In a voting of East region head coaches held at Hondah Resort near Pinetop-Lakeside, Jerry Rhoades was named the "Coach of the Year" and Luke Apfel selected "Player of the Year."
Earning the honors is a huge accomplishment for both Rhoades and Apfel in that PHS -- often considered a step-child when conference and region alignments are assigned -- had just returned to the tight-knit 3A East after a two-year stint in the 4A Grand Canyon region.
At the onset of the year, few expected the Longhorns to become an instant title contender in one of the most competitive football regions in the state.
Almost no one expected PHS to step over longtime East powers Blue Ridge, Snowflake and Show Low to produce both the coach and player of the year.
Rhoades led the Longhorns to a 7-4 record, a share of the East region title with Blue Ridge and Round Valley and a berth in the state tournament.
The highlights of the regular season might have been the Horns' pulsating 17-14 homecoming win over Fountain Hills and a 14-7 win at Snowflake.
In the Sept. 30 homecoming victory, Nate Doyle toed a 24-yard field goal with 23 seconds remaining to nail down the victory.
The Horns 14-7 triumph at Snowflake a week earlier represented the first time in the history of the PHS football program that the Longhorns whipped the Lobos on their home turf.
It was also just the Horn varsity team's second-ever win over Snowflake.
Payson's season came to a screeching halt in the first round of the state tournament with a gut-wrenching 15-14 loss to Safford.
For Apfel, the POY award marks the culmination of a banner season in which he staked his claim to being Payson High School's best-ever running back.
When old-timers gather, it is usually only Tom Fruth who is mentioned in the same breath with Apfel.
Fruth led the Longhorns to the 1981 state championship and later had his jersey number (11) officially retired.
The fact Apfel was able to rush for 2,068 yards when the Longhorns had absolutely no passing attack to take the pressure off him is a testament to his ability. The Horns threw for just 218 yards the entire season.
"We were pretty one-dimensional, Luke had a target on him week in and week out," Rhoades said. "Everyone wanted to stop him, but no one did."
Apfel -- relying on a dashing, twisting elusive style of running -- finished as the third leading rusher in Arizona. The top ground gainer, a North Canyon running back, piled up 2,250 yards, but had 14 games to accomplish it.
A pair of Apfel's finest performances were turned in during the homecoming win over Fountain Hills and in a crucial late season showdown against Round Valley.
In leading the Horns to the homecoming triumph, he rushed for 300 yards and scored both PHS touchdowns.
Just weeks later, he piled up a school record 384 yards in the Horns 35-3 upset of Round Valley.
"I think that was my best game. It was fun out there," he said.
Most impressive about Apfel's winning of the POY is the hands-down manner in which he captured it.
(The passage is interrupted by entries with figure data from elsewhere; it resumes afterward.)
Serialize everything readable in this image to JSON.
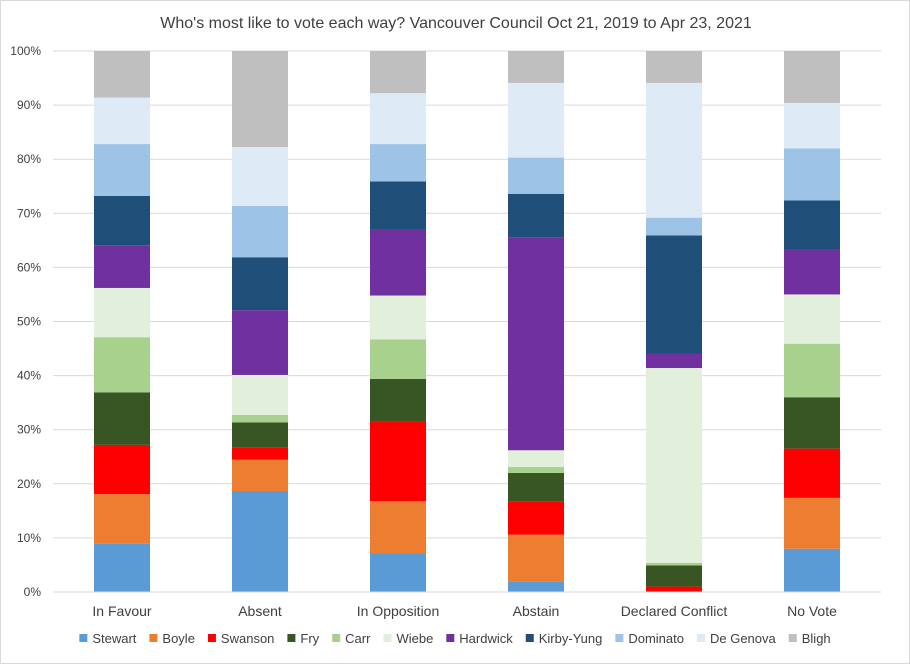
{
  "chart_data": {
    "type": "bar",
    "stacked": true,
    "normalized": true,
    "title": "Who's most like to vote each way? Vancouver Council Oct 21, 2019 to Apr 23, 2021",
    "xlabel": "",
    "ylabel": "",
    "ylim": [
      0,
      100
    ],
    "y_ticks": [
      "0%",
      "10%",
      "20%",
      "30%",
      "40%",
      "50%",
      "60%",
      "70%",
      "80%",
      "90%",
      "100%"
    ],
    "grid": true,
    "legend_position": "bottom",
    "categories": [
      "In Favour",
      "Absent",
      "In Opposition",
      "Abstain",
      "Declared Conflict",
      "No Vote"
    ],
    "series": [
      {
        "name": "Stewart",
        "color": "#5b9bd5",
        "values": [
          9.0,
          18.7,
          7.2,
          2.0,
          0.0,
          8.0
        ]
      },
      {
        "name": "Boyle",
        "color": "#ed7d31",
        "values": [
          9.1,
          5.8,
          9.6,
          8.6,
          0.0,
          9.4
        ]
      },
      {
        "name": "Swanson",
        "color": "#ff0000",
        "values": [
          9.1,
          2.2,
          14.8,
          6.2,
          1.0,
          9.1
        ]
      },
      {
        "name": "Fry",
        "color": "#375623",
        "values": [
          9.7,
          4.7,
          7.8,
          5.2,
          3.9,
          9.5
        ]
      },
      {
        "name": "Carr",
        "color": "#a9d18e",
        "values": [
          10.2,
          1.4,
          7.3,
          1.1,
          0.5,
          9.9
        ]
      },
      {
        "name": "Wiebe",
        "color": "#e2efda",
        "values": [
          9.1,
          7.4,
          8.1,
          3.1,
          36.0,
          9.1
        ]
      },
      {
        "name": "Hardwick",
        "color": "#7030a0",
        "values": [
          7.9,
          12.0,
          12.3,
          39.4,
          2.6,
          8.4
        ]
      },
      {
        "name": "Kirby-Yung",
        "color": "#1f4e79",
        "values": [
          9.1,
          9.8,
          8.8,
          8.0,
          21.9,
          9.0
        ]
      },
      {
        "name": "Dominato",
        "color": "#9dc3e6",
        "values": [
          9.6,
          9.5,
          6.9,
          6.7,
          3.3,
          9.6
        ]
      },
      {
        "name": "De Genova",
        "color": "#deebf7",
        "values": [
          8.6,
          10.9,
          9.4,
          13.8,
          24.9,
          8.4
        ]
      },
      {
        "name": "Bligh",
        "color": "#bfbfbf",
        "values": [
          8.6,
          17.8,
          7.8,
          5.9,
          5.9,
          9.6
        ]
      }
    ]
  }
}
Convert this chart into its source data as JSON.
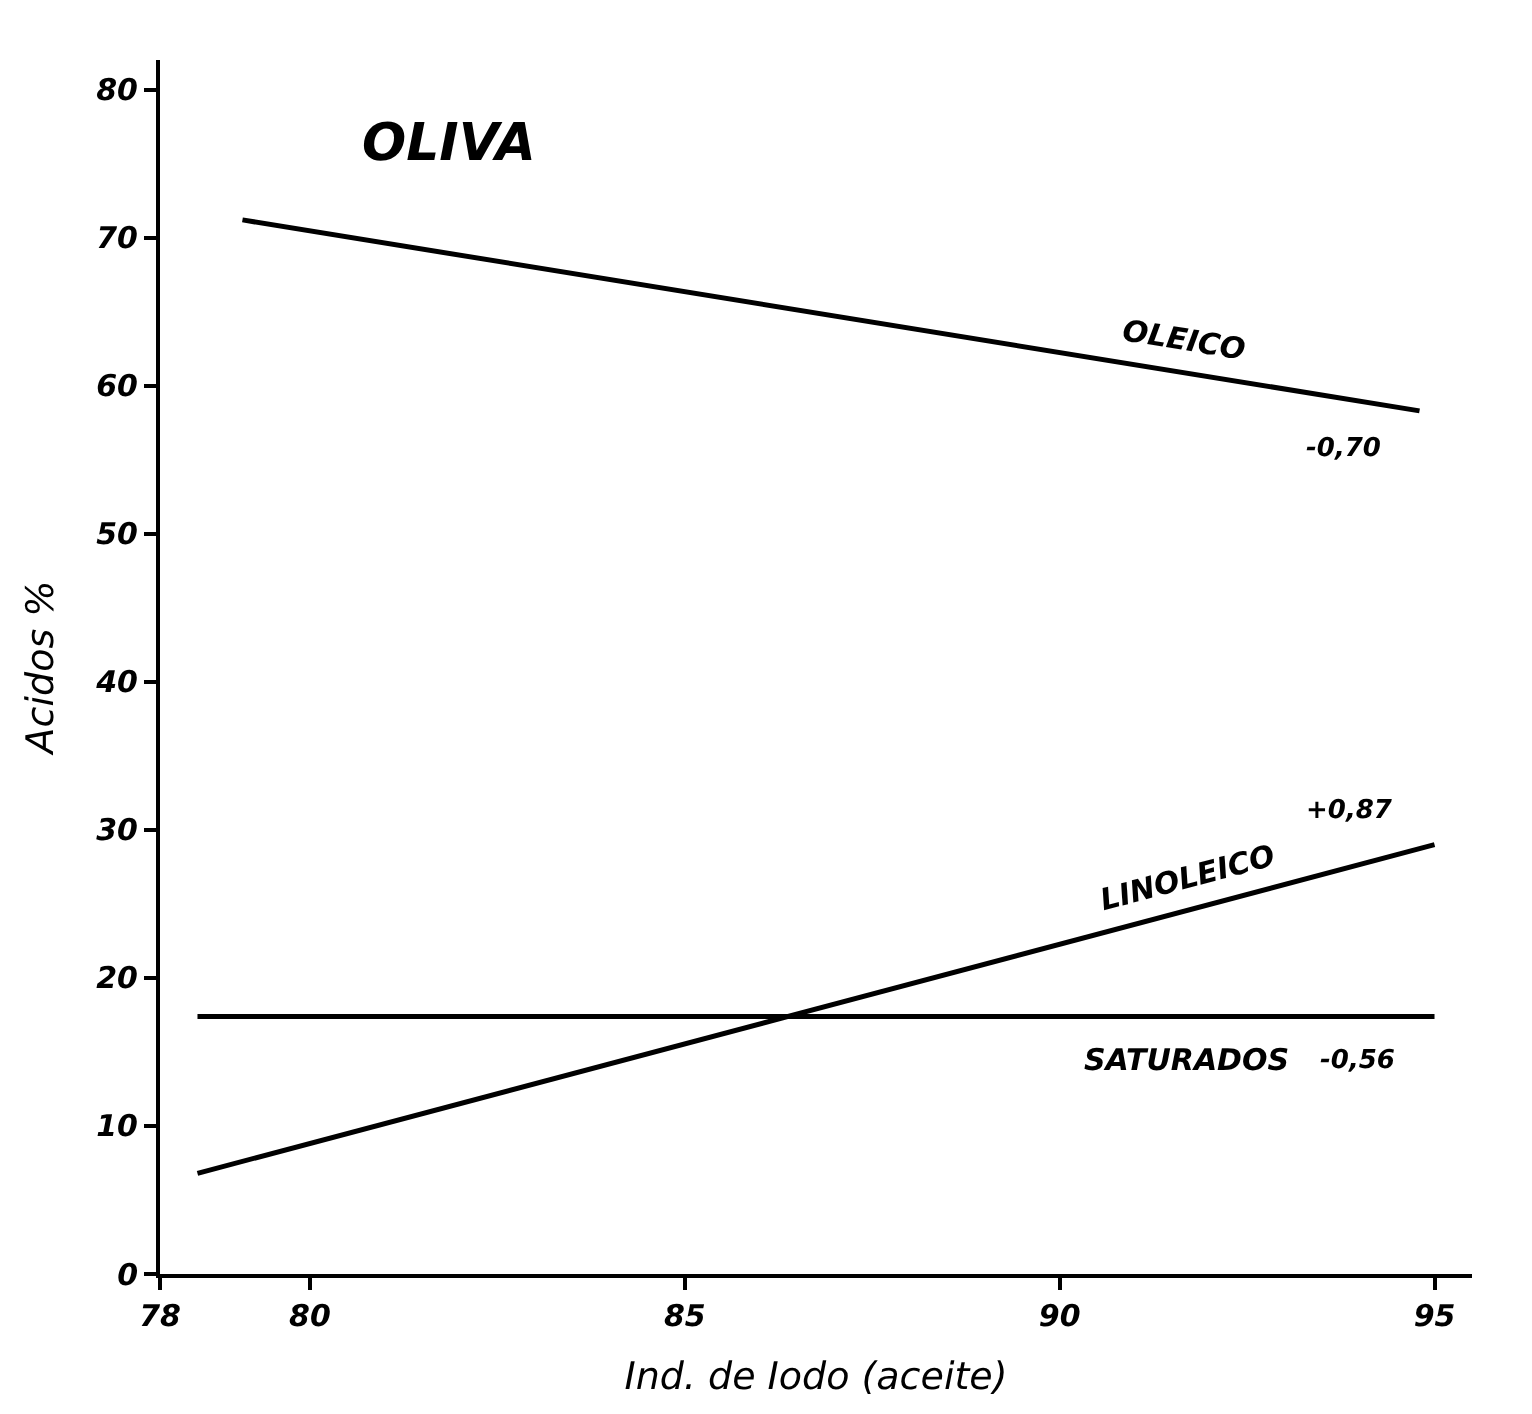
{
  "chart_data": {
    "type": "line",
    "title": "OLIVA",
    "xlabel": "Ind. de Iodo (aceite)",
    "ylabel": "Acidos %",
    "series": [
      {
        "name": "OLEICO",
        "color": "#000000",
        "x": [
          79.1,
          94.8
        ],
        "values": [
          71.2,
          58.3
        ]
      },
      {
        "name": "LINOLEICO",
        "color": "#000000",
        "x": [
          78.5,
          95
        ],
        "values": [
          6.8,
          29
        ]
      },
      {
        "name": "SATURADOS",
        "color": "#000000",
        "x": [
          78.5,
          95
        ],
        "values": [
          17.4,
          17.4
        ]
      }
    ],
    "annotations": [
      "-0,70",
      "+0,87",
      "-0,56"
    ],
    "xlim": [
      78,
      95.5
    ],
    "xticks": [
      78,
      80,
      85,
      90,
      95
    ],
    "ylim": [
      0,
      82
    ],
    "yticks": [
      0,
      10,
      20,
      30,
      40,
      50,
      60,
      70,
      80
    ],
    "legend": false,
    "marker": "none",
    "line_style": "solid"
  }
}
Usually, the battle for POY honors turns into a skirmish among voting coaches, each of whom believes his athlete is most deserving.
In this year's voting, there was no discussion about who the recipient should be.
"They put his name up and that was about it, no controversy at all," Rhoades said.
In addition to being named coach and player of the year, Rhoades and Apfel will appear in the Arizona Coaches Association 1A-3A North vs. South All-Star game June 16 at Surprise Stadium.
Apfel will be a member of the North team and Rhoades will help coach the stars along with Winslow's Adam Larsen.
PHS linebacker Cash Armstrong will join the two on the North team.
The trio was selected to the all-star team in a voting of ACA members Dec. 4 at Mesa Dobson High School.